L’héroïne relève malheureusement des mêmes qualificatifs, sans bénéficier du charisme naturel que peut lui offrir Grant Morrison dans Terre Un. La dessinatrice Nicola Scott (Secret Six) correspond à cette ambiance plus légère voulue par le scénariste américain. Avec un trait fin et des designs à la limite de l’enfantin, Scott n’arrive pas à sublimer l’histoire et ne lui donne qu’un écrin un peu trop lisse.

Au final, mis à part quelques originalités — la représentation des divinités, qui marche moyen malheureusement, ou la question à peine abordée de la sexualité de Diana —, trop peu de choses subsistent de ces nouvelles origines, bâclées et sans grand intérêt. Si vous ne connaissez pas du tout le personnage, à la limite, même si il vaudrait mieux préférer d’autres origines — ce n’est pas ça qui manque. On attendra le deuxième tome, avec la partie dans le présent, pour vraiment juger de ce retour de Greg Rucka. Pour l’instant, c’est assez décevant.

Justice League Rebirth

La Justice Ligue agrandit ses rangs à l’occasion de Rebirth, en accueillant un nouveau Superman — on y revient un peu plus bas — et deux Green Lantern, afin d’épauler les fondateurs que sont Batman, Wonder Woman, Flash, Cyborg et Aquaman.

Avant cette relance, la série était un vaisseau-mère pour l’univers DC, le titre le plus important et celui qui se présentait comme un gros blockbuster. Ce nouveau titre aimerait être la même chose. Malheureusement, il échoue dans les grandes lignes, sur à peu près tout ce qu’il entreprend. La faute à un scénariste, Bryan Hitch (The Authority), dessinateur d’origine et qui écrit depuis quelques temps, qui n’arrive pas à trouver la bonne alchimie entre ses personnages et, surtout, la bonne menace à mettre en face.

Car l’un des problèmes majeurs de ce premier tome de Justice League Rebirth demeure dans son intrigue et la manière dont il la développe. Face à une force extra-terrestre, caractérisée à la va-vite et assez oubliable, les plus grands héros de la Terre vont devoir faire preuve de leurs talents de manière jouissive mais relativement vaine. La dynamique du groupe, qui jouit pourtant de la situation inédite d’introduire un nouveau Superman face à des héros ayant perdu un des leurs, est assez vite expédié pour laisser place à un ensemble d’individualité, même dans les moments de groupe. L’alchimie a du mal à fonctionner, et si l’on soulignera malgré tout le travail du dessinateur Tony Daniel (Batman R.I.P.) pour rendre le tout impressionnant, on regrettera surtout le manque d’enjeu et de tension pour les personnages.

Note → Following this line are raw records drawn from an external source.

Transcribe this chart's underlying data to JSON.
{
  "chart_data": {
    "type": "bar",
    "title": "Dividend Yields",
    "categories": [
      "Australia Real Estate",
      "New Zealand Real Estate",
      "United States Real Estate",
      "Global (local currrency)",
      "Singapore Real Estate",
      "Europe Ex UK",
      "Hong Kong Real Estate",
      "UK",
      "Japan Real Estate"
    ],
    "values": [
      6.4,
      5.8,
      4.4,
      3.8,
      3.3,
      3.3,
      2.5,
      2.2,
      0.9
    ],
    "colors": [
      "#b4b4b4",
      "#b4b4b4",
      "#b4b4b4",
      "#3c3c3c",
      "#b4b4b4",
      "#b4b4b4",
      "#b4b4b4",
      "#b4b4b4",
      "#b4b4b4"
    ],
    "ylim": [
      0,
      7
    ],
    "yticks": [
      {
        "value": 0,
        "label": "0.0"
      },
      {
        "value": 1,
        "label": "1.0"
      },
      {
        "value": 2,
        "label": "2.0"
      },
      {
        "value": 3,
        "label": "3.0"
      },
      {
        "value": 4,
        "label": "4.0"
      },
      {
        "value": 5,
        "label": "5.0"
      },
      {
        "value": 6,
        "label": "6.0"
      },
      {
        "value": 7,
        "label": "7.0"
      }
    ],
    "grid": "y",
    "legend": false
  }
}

Difficilement conseillable à des nouveaux lecteurs, il faudra préférer le premier tome de la série de Geoff Johns à ce Justice League Rebirth tome 1, qui signe, avec Wonder Woman, la grosse déception du renouveau DC Comics.

Toutes les séries ne sont pas bonnes à lire dans cette relance DC Rebirth, mais force est de constater que l’éditeur a fait un sacré effort pour relancer son univers sur de bonnes bases, en essayant de faire le synthèse entre la « modernité » des New 52, le fun des années 2000 et la philosophie classique de ses débuts.

Bien aidé par une série d’auteurs, pour la plus part, investit par cette mission de ramener lumière et espoir dans l’univers de Superman et Batman, ce DC Rebirth est l’occasion idéal pour les amateurs de super-héros sur petit ou grand écran de découvrir leurs aventures papiers et pour les anciens lecteurs de se replonger en terrain plus ou moins connu. D’autant que le travail d’Urban Comics, qui a souhaité proposé ses nouvelles séries dans un format plus grand sans pour autant toucher au prix des albums, est remarquable.

D’autres séries devraient débarquer dans les prochains mois — Green Arrow en tête, dès octobre 2017 —, mais nous devrions vous tenir au courant d’ici là.